I have a class (that reflects a db row) that has more than 200 instances created within the codes bootstrap. Each one has a single SELECT query with the only condition being WHERE 'tblA'.'AID' = #, but I was thinking of creating a single query, that would parse 200 WHERE clauses connected by OR logic, then from the result, 200 objects are created with the data already found, so there is only 1 query.
I am implementing this on a test server at the moment, but I was wondering if this was a bad step for efficiency, and at what time it would be better to do 2 sets of queries, taking care of half the clauses each (or how ever many more need to be made)?

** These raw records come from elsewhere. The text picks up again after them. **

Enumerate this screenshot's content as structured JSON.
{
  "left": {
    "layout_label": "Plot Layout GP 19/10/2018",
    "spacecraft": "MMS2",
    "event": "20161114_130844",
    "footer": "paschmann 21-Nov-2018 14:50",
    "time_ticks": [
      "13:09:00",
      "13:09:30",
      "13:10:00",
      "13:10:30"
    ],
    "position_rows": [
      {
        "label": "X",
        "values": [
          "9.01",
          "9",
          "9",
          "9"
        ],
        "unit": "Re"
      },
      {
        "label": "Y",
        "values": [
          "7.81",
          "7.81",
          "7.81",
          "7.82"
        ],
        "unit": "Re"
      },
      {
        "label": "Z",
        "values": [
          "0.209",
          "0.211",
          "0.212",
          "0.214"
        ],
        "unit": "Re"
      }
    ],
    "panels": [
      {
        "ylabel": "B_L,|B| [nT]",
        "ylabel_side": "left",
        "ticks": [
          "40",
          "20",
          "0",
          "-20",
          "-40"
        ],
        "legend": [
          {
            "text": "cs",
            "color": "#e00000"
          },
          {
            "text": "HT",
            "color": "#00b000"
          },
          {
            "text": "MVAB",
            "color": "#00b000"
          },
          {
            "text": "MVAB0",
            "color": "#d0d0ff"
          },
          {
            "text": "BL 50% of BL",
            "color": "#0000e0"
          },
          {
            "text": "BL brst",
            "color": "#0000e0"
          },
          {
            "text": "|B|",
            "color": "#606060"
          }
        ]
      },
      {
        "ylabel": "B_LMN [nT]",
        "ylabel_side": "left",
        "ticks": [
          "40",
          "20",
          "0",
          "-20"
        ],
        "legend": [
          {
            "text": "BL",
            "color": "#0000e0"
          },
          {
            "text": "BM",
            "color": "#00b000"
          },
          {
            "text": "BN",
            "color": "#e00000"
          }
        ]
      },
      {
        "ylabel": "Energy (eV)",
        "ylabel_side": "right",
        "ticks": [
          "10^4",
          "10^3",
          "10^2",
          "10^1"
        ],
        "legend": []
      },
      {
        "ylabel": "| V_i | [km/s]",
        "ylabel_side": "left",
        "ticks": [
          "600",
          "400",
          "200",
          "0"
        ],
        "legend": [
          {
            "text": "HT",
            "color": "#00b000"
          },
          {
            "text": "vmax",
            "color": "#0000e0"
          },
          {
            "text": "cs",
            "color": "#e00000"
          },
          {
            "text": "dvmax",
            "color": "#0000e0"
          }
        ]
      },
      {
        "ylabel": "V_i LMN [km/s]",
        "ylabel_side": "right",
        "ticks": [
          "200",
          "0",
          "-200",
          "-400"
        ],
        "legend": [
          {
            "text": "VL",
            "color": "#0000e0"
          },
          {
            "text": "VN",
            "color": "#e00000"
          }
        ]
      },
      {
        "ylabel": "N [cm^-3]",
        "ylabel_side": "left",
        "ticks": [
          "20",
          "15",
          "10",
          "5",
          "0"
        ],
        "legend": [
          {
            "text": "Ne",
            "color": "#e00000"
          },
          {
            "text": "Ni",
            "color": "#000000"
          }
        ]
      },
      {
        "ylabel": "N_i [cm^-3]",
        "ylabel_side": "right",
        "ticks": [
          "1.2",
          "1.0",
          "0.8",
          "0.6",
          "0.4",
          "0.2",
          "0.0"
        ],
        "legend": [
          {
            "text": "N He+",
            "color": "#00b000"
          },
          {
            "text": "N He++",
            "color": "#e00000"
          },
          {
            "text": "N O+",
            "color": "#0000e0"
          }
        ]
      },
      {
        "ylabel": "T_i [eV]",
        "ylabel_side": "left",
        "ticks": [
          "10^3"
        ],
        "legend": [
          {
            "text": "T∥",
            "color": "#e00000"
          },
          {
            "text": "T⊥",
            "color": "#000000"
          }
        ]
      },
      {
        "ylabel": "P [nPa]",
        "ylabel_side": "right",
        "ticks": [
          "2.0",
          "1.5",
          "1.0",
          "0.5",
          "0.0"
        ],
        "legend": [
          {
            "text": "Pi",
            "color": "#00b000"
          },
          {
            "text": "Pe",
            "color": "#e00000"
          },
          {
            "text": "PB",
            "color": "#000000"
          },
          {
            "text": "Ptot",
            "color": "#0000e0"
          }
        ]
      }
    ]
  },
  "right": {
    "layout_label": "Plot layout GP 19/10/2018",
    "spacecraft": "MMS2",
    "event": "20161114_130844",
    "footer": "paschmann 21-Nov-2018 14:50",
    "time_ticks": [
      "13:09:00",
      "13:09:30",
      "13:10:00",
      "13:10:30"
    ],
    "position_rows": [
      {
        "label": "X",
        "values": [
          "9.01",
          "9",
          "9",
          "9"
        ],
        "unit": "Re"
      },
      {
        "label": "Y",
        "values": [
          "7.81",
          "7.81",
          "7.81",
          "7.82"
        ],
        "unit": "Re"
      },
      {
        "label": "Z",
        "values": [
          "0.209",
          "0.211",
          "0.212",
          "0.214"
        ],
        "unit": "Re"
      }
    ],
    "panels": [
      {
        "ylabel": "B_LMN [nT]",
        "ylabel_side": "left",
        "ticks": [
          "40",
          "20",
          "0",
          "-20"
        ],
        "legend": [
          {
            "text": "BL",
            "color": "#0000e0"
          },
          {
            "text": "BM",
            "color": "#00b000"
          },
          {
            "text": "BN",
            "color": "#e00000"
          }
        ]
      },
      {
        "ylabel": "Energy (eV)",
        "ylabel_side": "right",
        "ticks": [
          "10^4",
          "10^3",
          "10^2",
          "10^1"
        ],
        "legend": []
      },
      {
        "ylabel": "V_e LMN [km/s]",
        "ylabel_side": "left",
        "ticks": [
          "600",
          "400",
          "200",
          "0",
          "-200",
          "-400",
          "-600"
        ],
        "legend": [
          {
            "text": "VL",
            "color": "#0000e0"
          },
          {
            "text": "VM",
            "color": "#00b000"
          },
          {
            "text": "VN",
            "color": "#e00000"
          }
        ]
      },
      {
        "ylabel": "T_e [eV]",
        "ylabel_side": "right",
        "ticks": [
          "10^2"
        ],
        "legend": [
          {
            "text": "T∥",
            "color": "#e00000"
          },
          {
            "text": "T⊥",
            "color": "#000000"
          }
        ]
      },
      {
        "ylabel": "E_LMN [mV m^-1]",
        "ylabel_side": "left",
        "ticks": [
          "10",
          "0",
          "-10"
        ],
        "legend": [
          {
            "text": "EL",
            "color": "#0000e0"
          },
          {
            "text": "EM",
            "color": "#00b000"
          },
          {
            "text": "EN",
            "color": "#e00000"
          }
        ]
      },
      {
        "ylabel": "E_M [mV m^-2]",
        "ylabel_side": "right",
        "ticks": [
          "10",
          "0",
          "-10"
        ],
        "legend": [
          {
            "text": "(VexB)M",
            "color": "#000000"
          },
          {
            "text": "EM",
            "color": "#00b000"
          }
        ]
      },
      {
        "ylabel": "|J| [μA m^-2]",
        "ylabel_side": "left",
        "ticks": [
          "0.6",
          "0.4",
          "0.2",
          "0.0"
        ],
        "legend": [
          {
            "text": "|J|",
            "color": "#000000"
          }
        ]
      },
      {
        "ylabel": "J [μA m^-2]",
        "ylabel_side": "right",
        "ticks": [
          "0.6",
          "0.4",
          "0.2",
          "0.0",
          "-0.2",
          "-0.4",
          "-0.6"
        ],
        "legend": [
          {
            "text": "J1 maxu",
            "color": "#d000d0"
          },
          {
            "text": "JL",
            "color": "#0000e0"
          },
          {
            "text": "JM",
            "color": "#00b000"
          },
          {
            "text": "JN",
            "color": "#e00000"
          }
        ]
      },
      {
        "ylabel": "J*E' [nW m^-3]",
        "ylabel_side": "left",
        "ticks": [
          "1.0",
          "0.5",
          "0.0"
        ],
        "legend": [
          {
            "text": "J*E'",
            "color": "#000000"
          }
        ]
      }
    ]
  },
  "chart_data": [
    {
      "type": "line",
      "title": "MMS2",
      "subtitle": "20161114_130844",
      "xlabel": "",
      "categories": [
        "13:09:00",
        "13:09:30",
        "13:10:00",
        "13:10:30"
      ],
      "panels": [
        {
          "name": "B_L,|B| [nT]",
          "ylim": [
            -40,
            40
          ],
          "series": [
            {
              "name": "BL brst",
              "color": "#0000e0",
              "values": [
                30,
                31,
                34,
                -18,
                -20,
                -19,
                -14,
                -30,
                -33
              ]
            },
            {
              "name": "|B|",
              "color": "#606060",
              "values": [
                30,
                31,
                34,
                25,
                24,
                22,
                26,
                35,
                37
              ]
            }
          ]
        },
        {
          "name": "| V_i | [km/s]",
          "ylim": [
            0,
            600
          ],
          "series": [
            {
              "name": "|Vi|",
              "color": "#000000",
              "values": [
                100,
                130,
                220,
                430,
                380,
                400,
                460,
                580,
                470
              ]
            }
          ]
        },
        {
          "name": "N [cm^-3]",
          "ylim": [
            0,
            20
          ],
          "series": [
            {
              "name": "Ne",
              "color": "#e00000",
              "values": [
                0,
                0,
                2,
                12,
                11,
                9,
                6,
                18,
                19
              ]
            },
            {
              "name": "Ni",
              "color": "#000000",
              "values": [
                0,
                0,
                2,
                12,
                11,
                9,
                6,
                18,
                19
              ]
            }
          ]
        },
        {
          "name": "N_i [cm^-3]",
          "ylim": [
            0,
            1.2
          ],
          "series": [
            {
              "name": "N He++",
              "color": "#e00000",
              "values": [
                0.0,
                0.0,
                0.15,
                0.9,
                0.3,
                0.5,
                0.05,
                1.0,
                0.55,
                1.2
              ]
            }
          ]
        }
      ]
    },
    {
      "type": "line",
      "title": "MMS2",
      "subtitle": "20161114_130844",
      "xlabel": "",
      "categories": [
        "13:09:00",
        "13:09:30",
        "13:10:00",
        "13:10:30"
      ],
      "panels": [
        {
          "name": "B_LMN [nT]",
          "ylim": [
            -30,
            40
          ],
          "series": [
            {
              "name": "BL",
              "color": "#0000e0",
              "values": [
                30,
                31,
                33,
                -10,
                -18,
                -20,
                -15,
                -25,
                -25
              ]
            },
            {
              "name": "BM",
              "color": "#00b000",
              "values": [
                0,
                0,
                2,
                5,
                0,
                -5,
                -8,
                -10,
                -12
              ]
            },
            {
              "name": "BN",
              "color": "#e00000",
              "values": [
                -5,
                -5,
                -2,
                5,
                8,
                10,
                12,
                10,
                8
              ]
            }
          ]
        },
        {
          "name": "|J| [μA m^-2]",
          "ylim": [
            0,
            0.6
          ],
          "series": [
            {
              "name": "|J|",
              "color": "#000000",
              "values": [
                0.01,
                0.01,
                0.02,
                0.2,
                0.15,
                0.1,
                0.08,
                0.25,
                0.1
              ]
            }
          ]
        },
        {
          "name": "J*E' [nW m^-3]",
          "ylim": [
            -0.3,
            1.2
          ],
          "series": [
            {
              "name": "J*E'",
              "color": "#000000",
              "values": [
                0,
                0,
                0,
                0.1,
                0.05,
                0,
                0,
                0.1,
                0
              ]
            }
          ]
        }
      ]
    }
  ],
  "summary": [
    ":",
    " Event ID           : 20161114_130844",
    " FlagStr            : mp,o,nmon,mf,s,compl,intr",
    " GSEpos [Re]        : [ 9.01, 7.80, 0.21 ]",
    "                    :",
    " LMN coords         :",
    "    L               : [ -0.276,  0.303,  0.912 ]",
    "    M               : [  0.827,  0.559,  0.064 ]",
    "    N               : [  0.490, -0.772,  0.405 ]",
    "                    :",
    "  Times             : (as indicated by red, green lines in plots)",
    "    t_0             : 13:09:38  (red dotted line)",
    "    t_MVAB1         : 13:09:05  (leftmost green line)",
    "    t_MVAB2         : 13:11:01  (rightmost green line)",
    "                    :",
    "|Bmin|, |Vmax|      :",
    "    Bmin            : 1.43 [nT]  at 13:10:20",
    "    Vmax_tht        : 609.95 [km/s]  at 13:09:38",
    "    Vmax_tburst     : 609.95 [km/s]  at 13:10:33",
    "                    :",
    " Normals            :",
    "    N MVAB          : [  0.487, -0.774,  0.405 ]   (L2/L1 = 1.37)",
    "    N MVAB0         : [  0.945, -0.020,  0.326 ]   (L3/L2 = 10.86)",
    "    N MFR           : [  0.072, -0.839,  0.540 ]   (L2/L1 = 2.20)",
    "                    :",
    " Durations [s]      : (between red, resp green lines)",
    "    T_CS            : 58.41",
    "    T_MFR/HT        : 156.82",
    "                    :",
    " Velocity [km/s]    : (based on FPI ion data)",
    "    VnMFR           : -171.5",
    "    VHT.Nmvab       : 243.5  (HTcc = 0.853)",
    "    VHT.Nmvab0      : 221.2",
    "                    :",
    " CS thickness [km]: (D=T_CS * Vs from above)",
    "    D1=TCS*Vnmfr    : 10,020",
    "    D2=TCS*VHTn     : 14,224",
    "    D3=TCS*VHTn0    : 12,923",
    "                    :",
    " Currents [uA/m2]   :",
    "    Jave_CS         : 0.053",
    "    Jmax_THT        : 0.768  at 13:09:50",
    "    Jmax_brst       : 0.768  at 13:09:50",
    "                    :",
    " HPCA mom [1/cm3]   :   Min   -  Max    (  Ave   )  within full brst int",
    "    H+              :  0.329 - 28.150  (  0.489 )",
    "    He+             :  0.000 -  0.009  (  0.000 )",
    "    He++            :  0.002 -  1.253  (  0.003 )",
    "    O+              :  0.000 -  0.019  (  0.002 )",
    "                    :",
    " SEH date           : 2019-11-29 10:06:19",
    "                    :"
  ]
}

Additional, I am also writing a performance enhancer into it to replace something like
WHERE `tblA`.`AID` = 2 OR `tblA`.`AID` = 3 OR `tblA`.`AID` = 5 OR `tblA`.`AID` = 6 OR `tblA`.`AID` = 7
with
WHERE (`tblA`.`AID` >= 2 AND `tblA`.`AID` <= 3) OR (`tblA`.`AID` >= 5 AND `tblA`.`AID` <= 7)
or even
WHERE `tblA`.`AID` >= 2 AND `tblA`.`AID` <= 7 AND `tblA`.`AID` <> 4
If you have a discrete list, then just use
in. . .And let the SQL engine worry about the optimization.
The biggest hit is likely to be the time to parse the query and sending a large query to the engine. If your list gets really long, then consider putting the list in a temporary table, building an index on the table, and doing a join.
You don’t specify what database you are using, but this advice is pretty database-agnostic.